Keywords: Mesh generation, 3D Generation, Hourglass Transformer, Autoregressive mesh generation
TL;DR: An autoregressive mesh generator based on Hourglass and sliding window attention that exploits the periodicity of a mesh sequence for better efficiency and exceptional performance.
Abstract: Meshes are a fundamental representation of 3D surfaces. However, creating high-quality meshes is a labor-intensive task that requires significant time and expertise in 3D modelling. While a delicate object often requires over $10^4$ faces to be accurately modeled, recent attempts at generating artist-like meshes are limited to $1.6$K faces and heavy discretization of vertex coordinates. Hence, scaling both the maximum face count and vertex coordinate resolution is crucial to producing high-quality meshes of realistic, complex 3D objects. We present Meshtron, a novel autoregressive mesh generation model able to generate meshes with up to 64K faces at 1024-level coordinate resolution --over an order of magnitude higher face count and $8{\times}$ higher coordinate resolution than current state-of-the-art methods. Meshtron's scalability is driven by four key components:
(i) an hourglass neural architecture,
(ii) truncated sequence training,
(iii) sliding window inference,
and (iv) a robust sampling strategy that enforces the order of mesh sequences.

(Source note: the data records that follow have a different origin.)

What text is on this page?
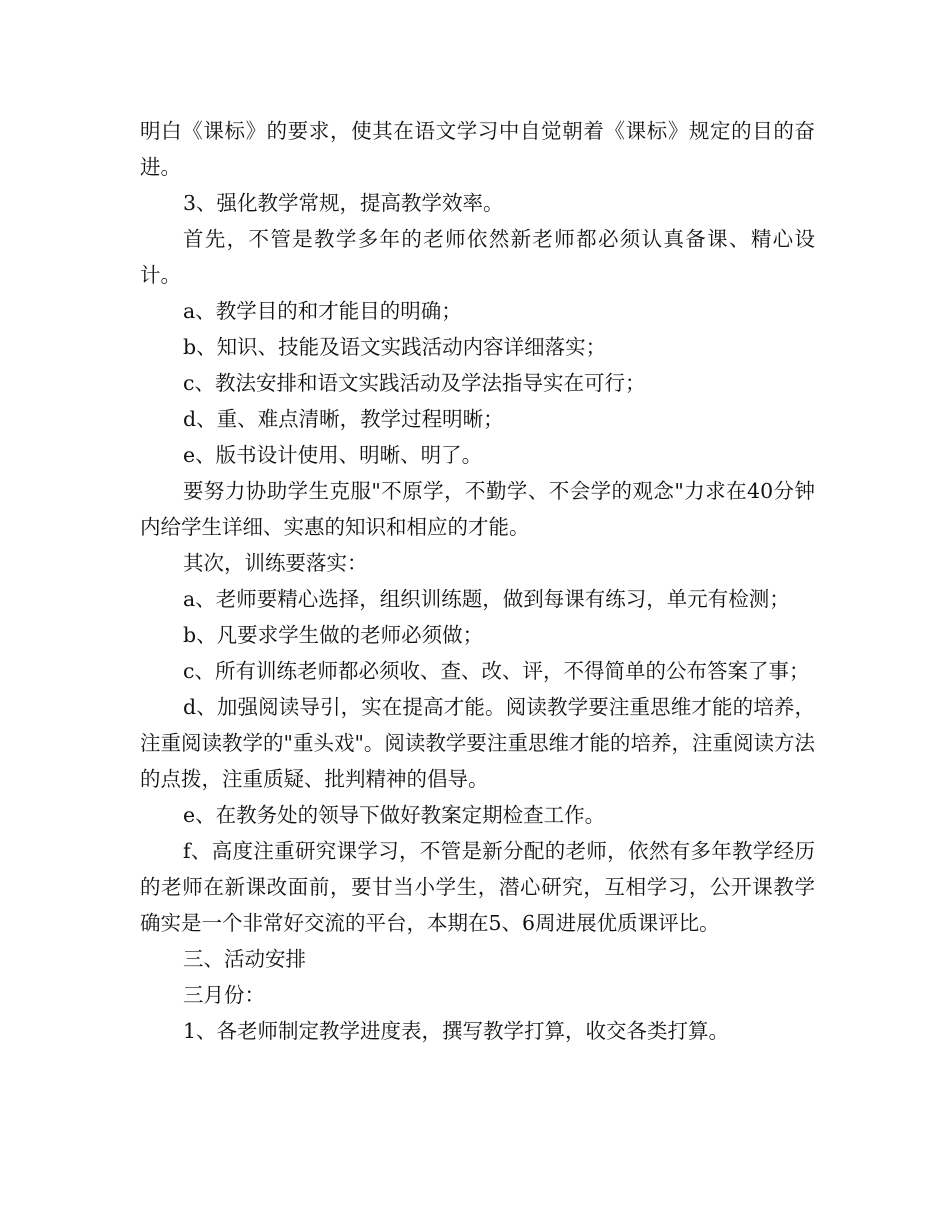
明白《课标》的要求，使其在语文学习中自觉朝着《课标》规定的目的奋进。

3、强化教学常规，提高教学效率。

首先，不管是教学多年的老师依然新老师都必须认真备课、精心设计。

a、教学目的和才能目的明确；

b、知识、技能及语文实践活动内容详细落实；

c、教法安排和语文实践活动及学法指导实在可行；

d、重、难点清晰，教学过程明晰；

e、版书设计使用、明晰、明了。

要努力协助学生克服"不原学，不勤学、不会学的观念"力求在40分钟内给学生详细、实惠的知识和相应的才能。

其次，训练要落实：

a、老师要精心选择，组织训练题，做到每课有练习，单元有检测；

b、凡要求学生做的老师必须做；

c、所有训练老师都必须收、查、改、评，不得简单的公布答案了事；

d、加强阅读导引，实在提高才能。阅读教学要注重思维才能的培养，注重阅读教学的"重头戏"。阅读教学要注重思维才能的培养，注重阅读方法的点拨，注重质疑、批判精神的倡导。

e、在教务处的领导下做好教案定期检查工作。

f、高度注重研究课学习，不管是新分配的老师，依然有多年教学经历的老师在新课改面前，要甘当小学生，潜心研究，互相学习，公开课教学确实是一个非常好交流的平台，本期在5、6周进展优质课评比。

三、活动安排

三月份：

1、各老师制定教学进度表，撰写教学打算，收交各类打算。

This results in over $50\%$ less training memory, $2.5{\times}$ faster throughput, and better consistency than existing works. Meshtron generates meshes of detailed, complex 3D objects at unprecedented levels of resolution and fidelity, closely resembling those created by professional artists, and opening the door to more realistic generation of detailed 3D assets for animation, gaming, and virtual environments.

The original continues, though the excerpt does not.